The changes in the character have paralleled changes in the customs of Christmas giving. Instead of poor children, it was good children who received gifts and then simply children. The lesson went from one of kindness and generosity to rewards for doing good to one of entitlement. At the same time, the season has lost much of its reverence and replaced it with consumerism, materialism, and greed. Neither God’s gift of his son nor St. Nicholas’ gifts to the needy are much remembered, even among Christians.

I am suggesting a new custom based on Nicholas’ old one.

I’m not a parent, so I offer this idea humbly. We need a new tradition more reflective of Jesus and suitable for celebrating his birth, and also one that counters gently the current greed-oriented commercialism.

My idea is to begin seeking opportunities to those in need, just at the family level. It may be hard, at times, because our approach to welfare encourages dependency and entitlement. Yet many, especially in crisis, have not and perhaps do not want to access that system. Look for them. Focus on kindness, even do what you do anonymously. It’s your family’s tradition but make in thoughtful and helpful. When children are small, just do it, with simple explanation. As they get older, unleash their eyes and creativity. Don’t abolish gifts for them, but reign them in and keep them modest, not the center of everything. Even consider making “Santa’s” gift contingent on their own generous giving attitude.

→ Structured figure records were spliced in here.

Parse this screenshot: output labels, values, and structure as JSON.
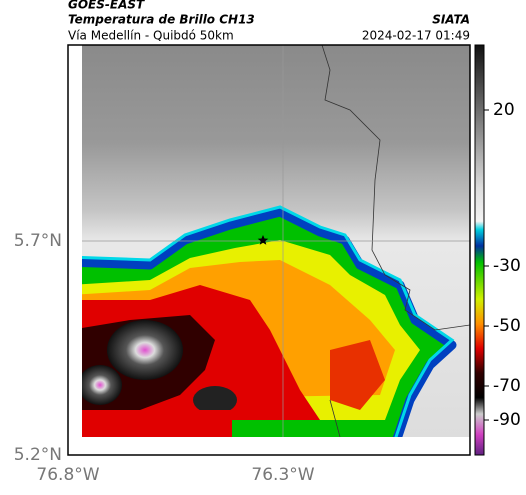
{
  "header": {
    "source": "GOES-EAST",
    "product": "Temperatura de Brillo CH13",
    "agency": "SIATA",
    "route": "Vía Medellín - Quibdó 50km",
    "timestamp": "2024-02-17 01:49"
  },
  "map": {
    "lat_labels": [
      "5.7°N",
      "5.2°N"
    ],
    "lon_labels": [
      "76.8°W",
      "76.3°W"
    ]
  },
  "colorbar": {
    "ticks": [
      20,
      -30,
      -50,
      -70,
      -90
    ]
  }
}
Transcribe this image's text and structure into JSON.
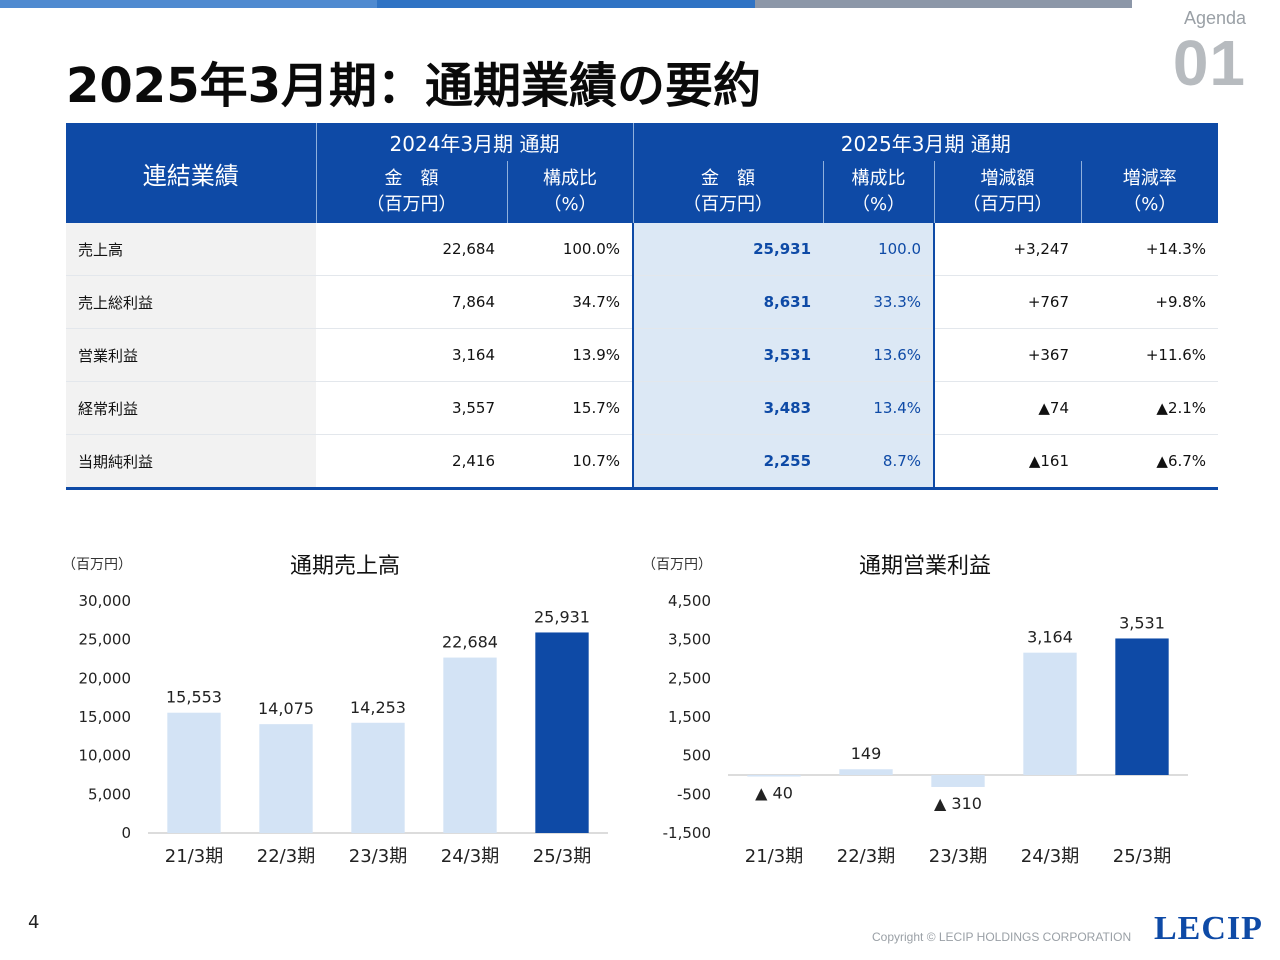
{
  "colors": {
    "primary": "#0e4aa6",
    "light_bar": "#d3e3f5",
    "highlight_cell": "#dce8f5",
    "topbar": [
      "#4f8ad0",
      "#2f73c4",
      "#8c97a8"
    ]
  },
  "agenda": {
    "label": "Agenda",
    "number": "01"
  },
  "title": "2025年3月期：通期業績の要約",
  "table": {
    "header_row_label": "連結業績",
    "period_prev": "2024年3月期 通期",
    "period_curr": "2025年3月期 通期",
    "col_amount": [
      "金　額",
      "（百万円）"
    ],
    "col_ratio": [
      "構成比",
      "（%）"
    ],
    "col_diff": [
      "増減額",
      "（百万円）"
    ],
    "col_rate": [
      "増減率",
      "（%）"
    ],
    "rows": [
      {
        "label": "売上高",
        "prev_amount": "22,684",
        "prev_ratio": "100.0%",
        "curr_amount": "25,931",
        "curr_ratio": "100.0",
        "diff": "+3,247",
        "rate": "+14.3%"
      },
      {
        "label": "売上総利益",
        "prev_amount": "7,864",
        "prev_ratio": "34.7%",
        "curr_amount": "8,631",
        "curr_ratio": "33.3%",
        "diff": "+767",
        "rate": "+9.8%"
      },
      {
        "label": "営業利益",
        "prev_amount": "3,164",
        "prev_ratio": "13.9%",
        "curr_amount": "3,531",
        "curr_ratio": "13.6%",
        "diff": "+367",
        "rate": "+11.6%"
      },
      {
        "label": "経常利益",
        "prev_amount": "3,557",
        "prev_ratio": "15.7%",
        "curr_amount": "3,483",
        "curr_ratio": "13.4%",
        "diff": "▲74",
        "rate": "▲2.1%"
      },
      {
        "label": "当期純利益",
        "prev_amount": "2,416",
        "prev_ratio": "10.7%",
        "curr_amount": "2,255",
        "curr_ratio": "8.7%",
        "diff": "▲161",
        "rate": "▲6.7%"
      }
    ]
  },
  "chart_data": [
    {
      "type": "bar",
      "title": "通期売上高",
      "unit": "（百万円）",
      "categories": [
        "21/3期",
        "22/3期",
        "23/3期",
        "24/3期",
        "25/3期"
      ],
      "values": [
        15553,
        14075,
        14253,
        22684,
        25931
      ],
      "labels": [
        "15,553",
        "14,075",
        "14,253",
        "22,684",
        "25,931"
      ],
      "highlight_index": 4,
      "ylim": [
        0,
        30000
      ],
      "yticks": [
        0,
        5000,
        10000,
        15000,
        20000,
        25000,
        30000
      ],
      "ytick_labels": [
        "0",
        "5,000",
        "10,000",
        "15,000",
        "20,000",
        "25,000",
        "30,000"
      ],
      "grid": false
    },
    {
      "type": "bar",
      "title": "通期営業利益",
      "unit": "（百万円）",
      "categories": [
        "21/3期",
        "22/3期",
        "23/3期",
        "24/3期",
        "25/3期"
      ],
      "values": [
        -40,
        149,
        -310,
        3164,
        3531
      ],
      "labels": [
        "▲ 40",
        "149",
        "▲ 310",
        "3,164",
        "3,531"
      ],
      "highlight_index": 4,
      "ylim": [
        -1500,
        4500
      ],
      "yticks": [
        -1500,
        -500,
        500,
        1500,
        2500,
        3500,
        4500
      ],
      "ytick_labels": [
        "-1,500",
        "-500",
        "500",
        "1,500",
        "2,500",
        "3,500",
        "4,500"
      ],
      "grid": false
    }
  ],
  "footer": {
    "page_number": "4",
    "copyright": "Copyright © LECIP HOLDINGS CORPORATION",
    "logo": "LECIP"
  }
}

I think we must also emphasize stories that inspire a kind, generous spirit. St. Nicholas is one. The Bible has others. Use those who were present: “And the shepherds came to the place where Jesus lay…and they gave each other gifts!” or “Remember Johnny’s birthday party when no one gave him anything?” or “Why did the wise men bring Jesus gifts? Weren’t those strange gifts? I wonder what happened to them.” Avoid linking the Christmas story to politics and government. We don’t look to them to do good for us.

I believe we need to do more with “Love your neighbor”, not just at Christmas but all the time. This isn’t an evangelistic technique; it is the very spirit of our faith, which is dead without works. We need to talk less, be more patient, and demonstrate our faith by our works. Working that attitude into our Christmas customs is a good place to start, as we teach and model our love to children and to each other.